On October 15th, 2019, The University of Pennsylvania rolled out its five-year Climate & Sustainability Action Plan 3.0 (CSAP) at the Kleinman Center for Energy Policy following Climate Action Plans 1.0 and 2.0 in 2009 and 2014 respectively. The plan represents Penn’s commitment in preparing the university to address evolving environmental challenges into the future. In attendance were many of the 150+ faculty, students, and staff members that worked on the CSAP 3.0 over the past 15 months.
The plan centers around seven broad goals:
1. Academics (labs and research opportunities)
2. Physical Environment (urban/architectural design and water management)
3. Utilities and Operations (building emissions)
4. Purchasing (food and equipment)
5. Transportation (electric vehicles, bikes, buses)
6. Waste Minimization and Recycling (waste tracking)
7. Outreach and Engagement (student programs)
Since the release of CSAP 1.0 in 2009, Penn has taken significant steps in mitigating the university’s impact on the environment, including the reduction of building-related carbon emissions by 30%.
But how does Penn’s climate plan stack up against other top schools? Is Penn doing enough?

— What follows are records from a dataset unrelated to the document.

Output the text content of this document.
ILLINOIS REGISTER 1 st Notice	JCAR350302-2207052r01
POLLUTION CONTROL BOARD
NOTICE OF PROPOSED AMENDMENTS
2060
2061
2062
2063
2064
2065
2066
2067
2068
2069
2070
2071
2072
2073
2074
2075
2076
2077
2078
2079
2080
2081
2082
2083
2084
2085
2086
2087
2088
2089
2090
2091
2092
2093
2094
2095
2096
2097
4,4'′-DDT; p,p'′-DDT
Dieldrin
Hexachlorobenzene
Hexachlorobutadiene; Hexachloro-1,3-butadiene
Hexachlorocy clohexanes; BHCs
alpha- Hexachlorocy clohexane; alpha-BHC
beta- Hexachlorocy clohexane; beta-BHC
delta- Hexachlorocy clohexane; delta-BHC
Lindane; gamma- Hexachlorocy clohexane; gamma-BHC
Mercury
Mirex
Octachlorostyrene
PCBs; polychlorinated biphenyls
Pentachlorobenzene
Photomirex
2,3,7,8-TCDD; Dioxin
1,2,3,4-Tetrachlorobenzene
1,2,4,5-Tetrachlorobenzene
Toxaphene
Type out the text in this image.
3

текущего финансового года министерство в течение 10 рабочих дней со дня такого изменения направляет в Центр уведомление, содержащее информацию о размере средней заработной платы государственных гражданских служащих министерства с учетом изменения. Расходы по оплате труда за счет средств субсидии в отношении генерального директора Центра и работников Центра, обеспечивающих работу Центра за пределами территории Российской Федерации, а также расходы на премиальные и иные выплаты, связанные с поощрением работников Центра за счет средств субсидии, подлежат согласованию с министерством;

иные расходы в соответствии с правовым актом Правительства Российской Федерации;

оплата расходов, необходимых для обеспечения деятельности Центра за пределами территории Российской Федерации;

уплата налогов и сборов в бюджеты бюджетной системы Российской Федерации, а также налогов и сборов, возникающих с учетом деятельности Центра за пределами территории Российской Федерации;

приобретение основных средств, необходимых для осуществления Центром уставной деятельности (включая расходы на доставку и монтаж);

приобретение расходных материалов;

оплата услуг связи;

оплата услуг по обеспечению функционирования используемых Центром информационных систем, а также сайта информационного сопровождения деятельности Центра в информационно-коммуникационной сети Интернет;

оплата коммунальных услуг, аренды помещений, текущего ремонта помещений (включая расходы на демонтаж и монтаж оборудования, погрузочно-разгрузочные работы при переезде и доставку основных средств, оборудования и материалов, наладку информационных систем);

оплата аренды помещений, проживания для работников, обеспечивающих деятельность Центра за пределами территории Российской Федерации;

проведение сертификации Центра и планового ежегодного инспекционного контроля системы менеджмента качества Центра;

We put together a table comparing the University of Pennsylvania with similar schools to try to answer that question.
Table 1: Sustainability Goals and Accomplishments by School
In terms of goals for carbon neutrality, Penn is in the middle of the pack with the 5th earliest year set for carbon neutrality. Duke plans on going carbon neutral by 2024 and Harvard plans on going fossil free neutral by 2026; both Universities are significantly ahead of the other eight in terms of reaching net zero emissions. However, it is also good to note that the year 2050 is a goal set by the Intergovernmental Panel on Climate Change so it is likely that Universities with 2050 as their target year (Cornell, Dartmouth, Yale, Columbia) will eventually set the goal to an earlier time.

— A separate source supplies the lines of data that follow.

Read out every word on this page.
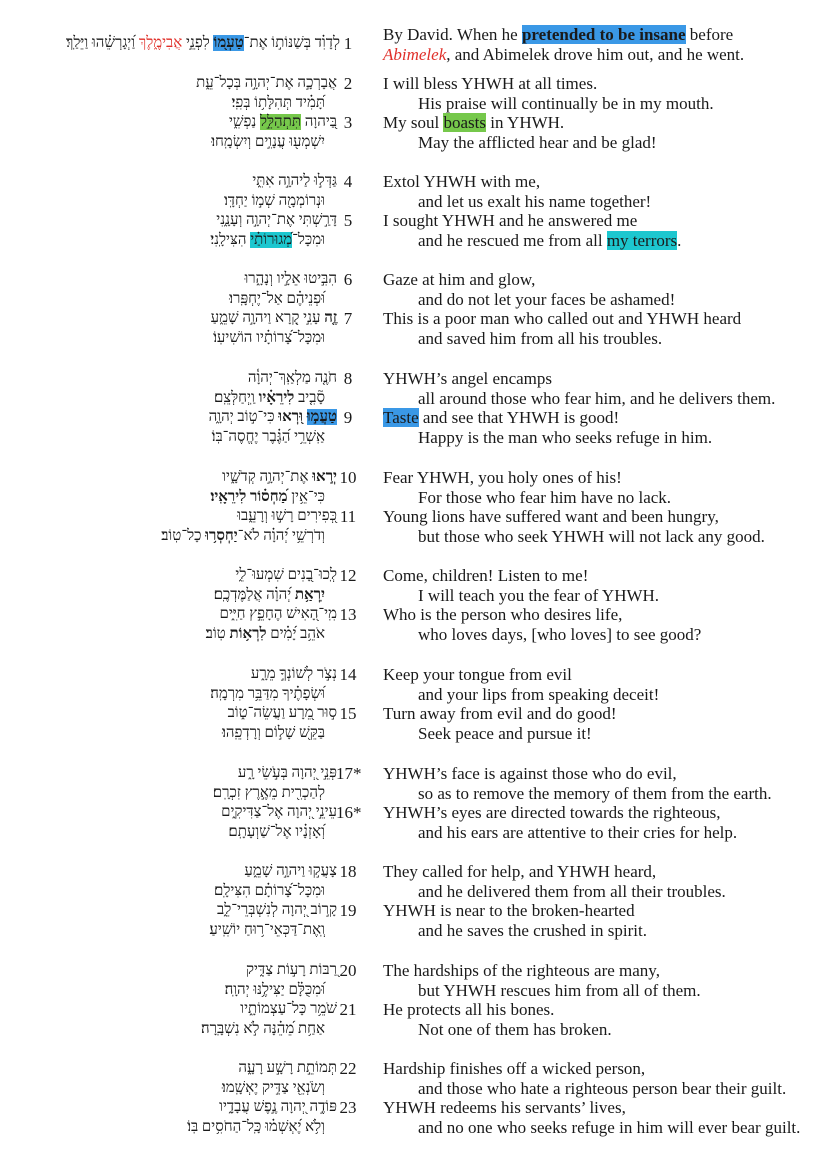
לְדָוִ֗ד בְּשַׁנּוֹת֣וֹ אֶת־טַעְמ֭וֹ לִפְנֵ֣י אֲבִימֶ֑לֶךְ וַ֝יְגָרְשֵׁ֗הוּ וַיֵּלַֽךְ׃	1	By David. When he pretended to be insane before
Abimelek, and Abimelek drove him out, and he went.
אֲבָרְכָ֣ה אֶת־יְהוָ֣ה בְּכָל־עֵ֑ת 2	I will bless YHWH at all times.
תָּ֝מִ֗יד תְּהִלָּת֥וֹ בְּפִֽי׃	His praise will continually be in my mouth.
בַּ֭יהוָה תִּתְהַלֵּ֣ל נַפְשִׁ֑י	3	My soul boasts in YHWH.
יִשְׁמְע֖וּ עֲנָוִ֣ים וְיִשְׂמָֽחוּ׃	May the afflicted hear and be glad!
גַּדְּל֣וּ לַיהוָ֣ה אִתִּ֑י 4	Extol YHWH with me,
וּנְרוֹמְמָ֖ה שְׁמ֣וֹ יַחְדָּֽו׃	and let us exalt his name together!
דָּרַ֣שְׁתִּי אֶת־יְהוָ֣ה וְעָנָ֑נִי 5	I sought YHWH and he answered me
וּמִכָּל־מְ֝גוּרוֹתַ֗י הִצִּילָֽנִי׃	and he rescued me from all my terrors.
הִבִּ֣יטוּ אֵלָ֣יו וְנָהָ֑רוּ 6	Gaze at him and glow,
וּ֝פְנֵיהֶ֗ם אַל־יֶחְפָּֽרוּ׃	and do not let your faces be ashamed!
זֶ֤ה עָנִ֣י קָ֭רָא וַיהוָ֣ה שָׁמֵ֑עַ	7	This is a poor man who called out and YHWH heard
וּמִכָּל־צָ֝רוֹתָ֗יו הוֹשִׁיעֽוֹ׃	and saved him from all his troubles.
חֹנֶ֤ה מַלְאַֽךְ־יְהוָ֓ה 8	YHWH’s angel encamps
סָ֘בִ֤יב לִירֵאָ֗יו וַֽיְחַלְּצֵֽם׃	all around those who fear him, and he delivers them.
טַעֲמ֣וּ וּ֭רְאוּ כִּי־ט֣וֹב יְהוָ֑ה	9	Taste and see that YHWH is good!
אַֽשְׁרֵ֥י הַ֝גֶּ֗בֶר יֶחֱסֶה־בּֽוֹ׃	Happy is the man who seeks refuge in him.
יְר֣אוּ אֶת־יְהוָ֣ה קְדֹשָׁ֑יו	10 Fear YHWH, you holy ones of his!
כִּי־אֵ֥ין מַ֝חְס֗וֹר לִירֵאָֽיו׃	For those who fear him have no lack.
כְּ֭פִירִים רָשׁ֣וּ וְרָעֵ֑בוּ 11 Young lions have suffered want and been hungry,
וְדֹרְשֵׁ֥י יְ֝הוָ֗ה לֹא־יַחְסְר֥וּ כָל־טֽוֹב׃	but those who seek YHWH will not lack any good.
לְֽכוּ־בָ֭נִים שִׁמְעוּ־לִ֑י 12 Come, children! Listen to me!
יִֽרְאַ֥ת יְ֝הוָ֗ה אֲלַמֶּדְכֶֽם׃	I will teach you the fear of YHWH.
מִֽי־הָ֭אִישׁ הֶחָפֵ֣ץ חַיִּ֑ים 13 Who is the person who desires life,
אֹהֵ֥ב יָ֝מִ֗ים לִרְא֥וֹת טֽוֹב׃	who loves days, [who loves] to see good?
נְצֹ֣ר לְשׁוֹנְךָ֣ מֵרָ֑ע 14 Keep your tongue from evil
וּ֝שְׂפָתֶ֗יךָ מִדַּבֵּ֥ר מִרְמָֽה׃	and your lips from speaking deceit!
ס֣וּר מֵ֭רָע וַעֲשֵׂה־ט֑וֹב 15 Turn away from evil and do good!
בַּקֵּ֖שׁ שָׁל֣וֹם וְרָדְפֵֽהוּ׃	Seek peace and pursue it!
פְּנֵ֣י יְ֭הוָה בְּעֹ֣שֵׂי רָ֑ע 17* YHWH’s face is against those who do evil,
לְהַכְרִ֖ית מֵאֶ֣רֶץ זִכְרָֽם׃	so as to remove the memory of them from the earth.
עֵינֵ֣י יְ֭הוָה אֶל־צַדִּיקִ֑ים 16* YHWH’s eyes are directed towards the righteous,
וְ֝אָזְנָ֗יו אֶל־שַׁוְעָתָֽם׃	and his ears are attentive to their cries for help.
צָעֲק֣וּ וַיהוָ֣ה שָׁמֵ֑עַ 18 They called for help, and YHWH heard,
וּמִכָּל־צָ֝רוֹתָ֗ם הִצִּילָֽם׃	and he delivered them from all their troubles.
קָר֣וֹב יְ֭הוָה לְנִשְׁבְּרֵי־לֵ֑ב 19 YHWH is near to the broken-hearted
וְֽאֶת־דַּכְּאֵי־ר֥וּחַ יוֹשִֽׁיעַ׃	and he saves the crushed in spirit.
רַ֭בּוֹת רָע֣וֹת צַדִּ֑יק 20 The hardships of the righteous are many,
וּ֝מִכֻּלָּ֗ם יַצִּילֶ֥נּוּ יְהוָֽה׃	but YHWH rescues him from all of them.
שֹׁמֵ֥ר כָּל־עַצְמוֹתָ֑יו 21 He protects all his bones.
אַחַ֥ת מֵ֝הֵ֗נָּה לֹ֣א נִשְׁבָּֽרָה׃	Not one of them has broken.
תְּמוֹתֵ֣ת רָשָׁ֣ע רָעָ֑ה 22 Hardship finishes off a wicked person,
וְשֹׂנְאֵ֖י צַדִּ֣יק יֶאְשָֽׁמוּ׃	and those who hate a righteous person bear their guilt.
פּוֹדֶ֣ה יְ֭הוָה נֶ֣פֶשׁ עֲבָדָ֑יו 23 YHWH redeems his servants’ lives,
וְלֹ֥א יֶ֝אְשְׁמ֗וּ כָּֽל־הַחֹסִ֥ים בּֽוֹ׃	and no one who seeks refuge in him will ever bear guilt.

Penn has also been able to reduce its greenhouse gas emissions significantly faster than other schools. Although Penn saw a similar decrease in emissions with its peers when comparing the year of the report and the baseline year at face value, the university was able to accomplish this in a shorter amount of time. For example, both Penn and Yale decreased greenhouse gas emissions by roughly 23%, yet Penn was able to do this in 5 years compared to Yale’s 13 years.

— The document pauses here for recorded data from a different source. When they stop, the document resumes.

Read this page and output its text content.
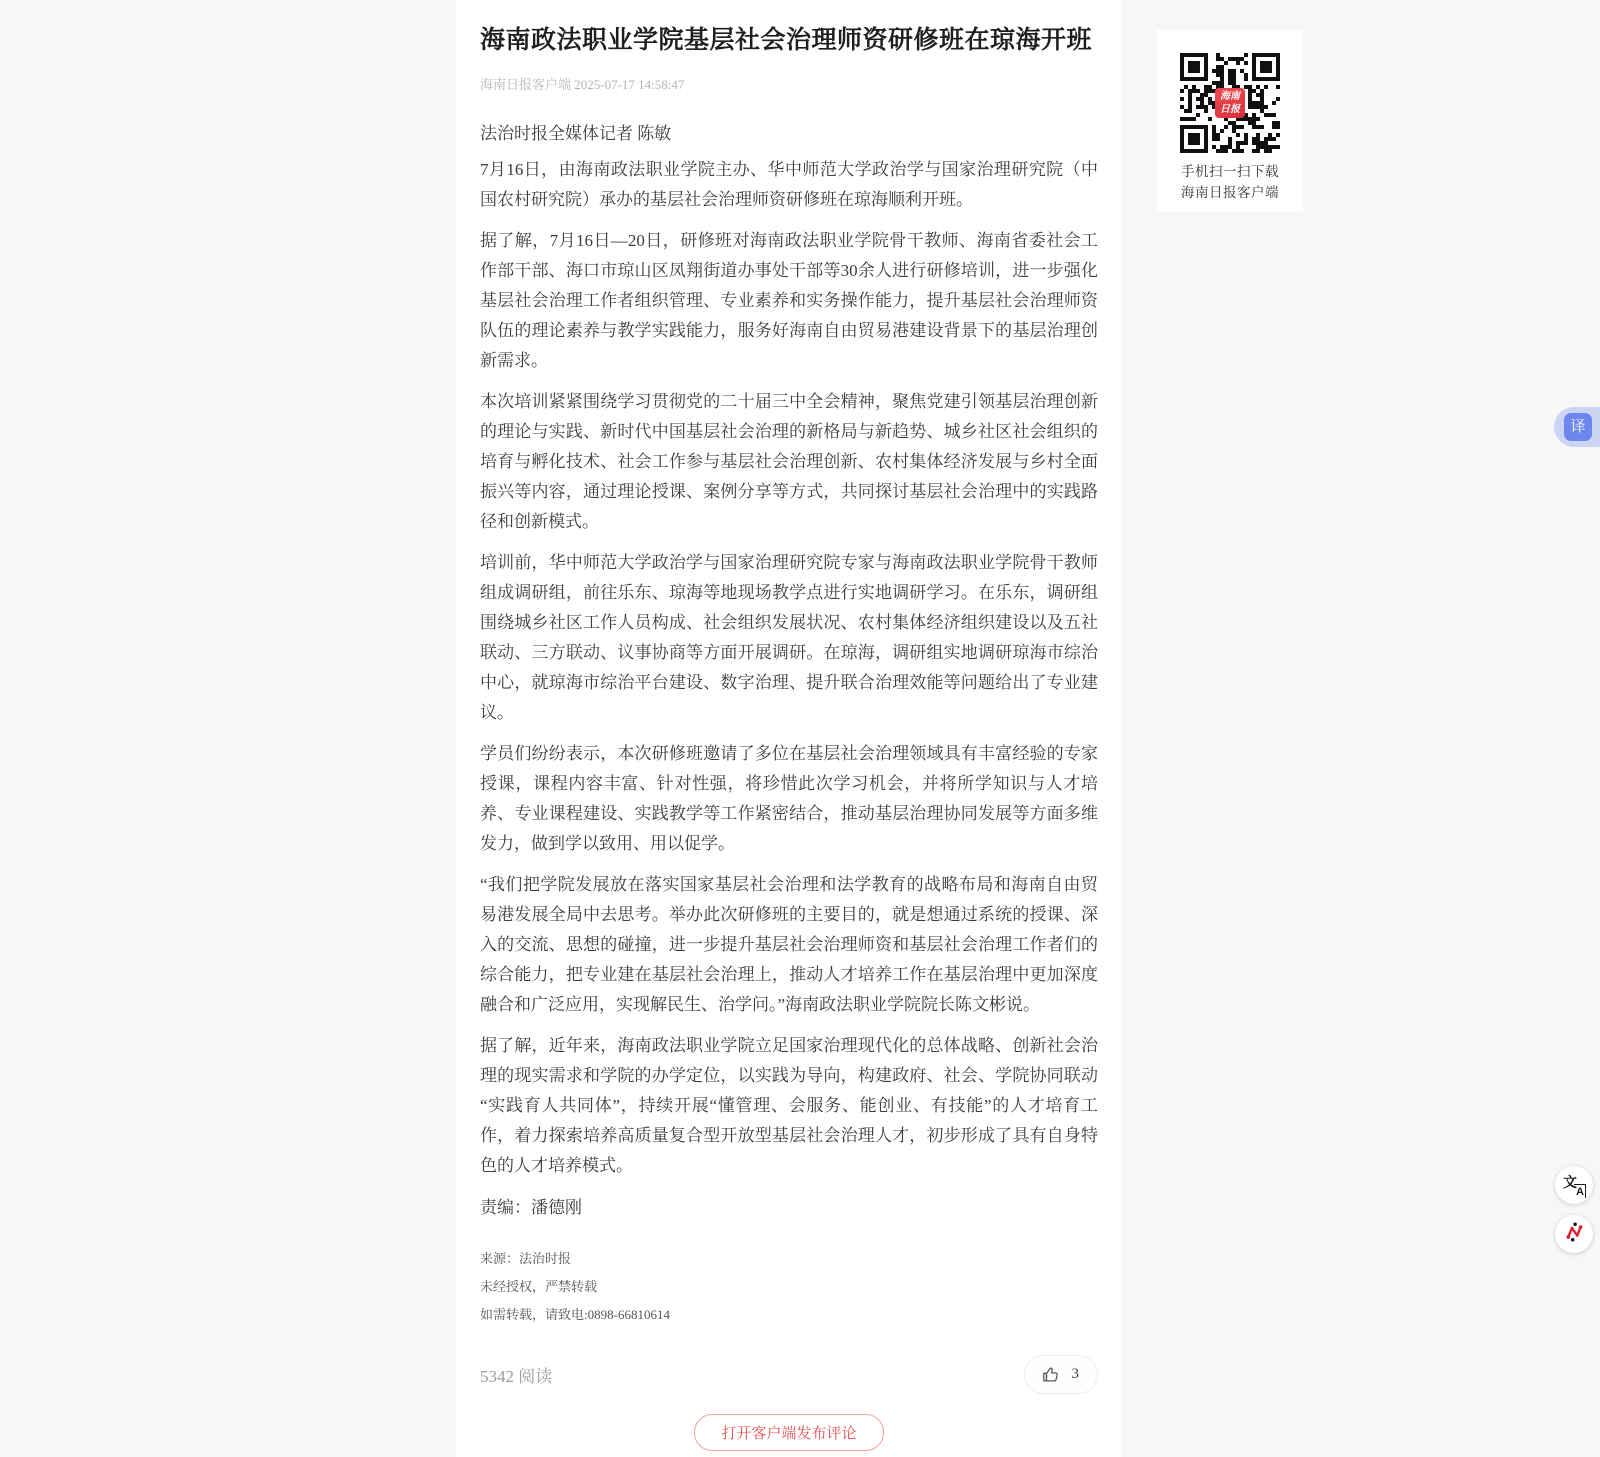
海南政法职业学院基层社会治理师资研修班在琼海开班
海南日报客户端 2025-07-17 14:58:47
法治时报全媒体记者 陈敏

7月16日，由海南政法职业学院主办、华中师范大学政治学与国家治理研究院（中国农村研究院）承办的基层社会治理师资研修班在琼海顺利开班。

据了解，7月16日—20日，研修班对海南政法职业学院骨干教师、海南省委社会工作部干部、海口市琼山区凤翔街道办事处干部等30余人进行研修培训，进一步强化基层社会治理工作者组织管理、专业素养和实务操作能力，提升基层社会治理师资队伍的理论素养与教学实践能力，服务好海南自由贸易港建设背景下的基层治理创新需求。

本次培训紧紧围绕学习贯彻党的二十届三中全会精神，聚焦党建引领基层治理创新的理论与实践、新时代中国基层社会治理的新格局与新趋势、城乡社区社会组织的培育与孵化技术、社会工作参与基层社会治理创新、农村集体经济发展与乡村全面振兴等内容，通过理论授课、案例分享等方式，共同探讨基层社会治理中的实践路径和创新模式。

培训前，华中师范大学政治学与国家治理研究院专家与海南政法职业学院骨干教师组成调研组，前往乐东、琼海等地现场教学点进行实地调研学习。在乐东，调研组围绕城乡社区工作人员构成、社会组织发展状况、农村集体经济组织建设以及五社联动、三方联动、议事协商等方面开展调研。在琼海，调研组实地调研琼海市综治中心，就琼海市综治平台建设、数字治理、提升联合治理效能等问题给出了专业建议。

学员们纷纷表示，本次研修班邀请了多位在基层社会治理领域具有丰富经验的专家授课，课程内容丰富、针对性强，将珍惜此次学习机会，并将所学知识与人才培养、专业课程建设、实践教学等工作紧密结合，推动基层治理协同发展等方面多维发力，做到学以致用、用以促学。

“我们把学院发展放在落实国家基层社会治理和法学教育的战略布局和海南自由贸易港发展全局中去思考。举办此次研修班的主要目的，就是想通过系统的授课、深入的交流、思想的碰撞，进一步提升基层社会治理师资和基层社会治理工作者们的综合能力，把专业建在基层社会治理上，推动人才培养工作在基层治理中更加深度融合和广泛应用，实现解民生、治学问。”海南政法职业学院院长陈文彬说。

据了解，近年来，海南政法职业学院立足国家治理现代化的总体战略、创新社会治理的现实需求和学院的办学定位，以实践为导向，构建政府、社会、学院协同联动“实践育人共同体”，持续开展“懂管理、会服务、能创业、有技能”的人才培育工作，着力探索培养高质量复合型开放型基层社会治理人才，初步形成了具有自身特色的人才培养模式。

责编：潘德刚
来源：法治时报
未经授权，严禁转载
如需转载，请致电:0898-66810614
5342 阅读	3
打开客户端发布评论
海南
日报
手机扫一扫下载
海南日报客户端
译
文
A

Nonetheless, one could argue that the amount of commuters using sustainable transportation is lacking. Though 48% of commuters at Penn use sustainable transportation, this is minor compared to peer institutions that have reported data on transportation such as Harvard and Columbia. Given Penn is located in an urban district with many public transportation options, this is an area that can be easily improved on campus.
Although a quick glance at the table would make you think Penn is not adequately managing its waste, one should remember the university has only reported its recycling rate and not its full waste diversion like other universities. Penn claims that it composts all leftover food from the dining halls and has also seen a rise in waste-to-energy incineration. A combination of these two factors would make it reasonable to assume the net waste diversion is higher than its recycling rate, but by how much would require more research.
Another thing to note was the breadth of Penn’s CSAP 3.0 plan. The plans of many other peer institutions do not go into as much empirical depth. It is not that their reports provided little information, but rather the data was portrayed more qualitatively than quantitatively. This made it harder to fully understand the details of the institution’s progress and the scale of their accomplishments.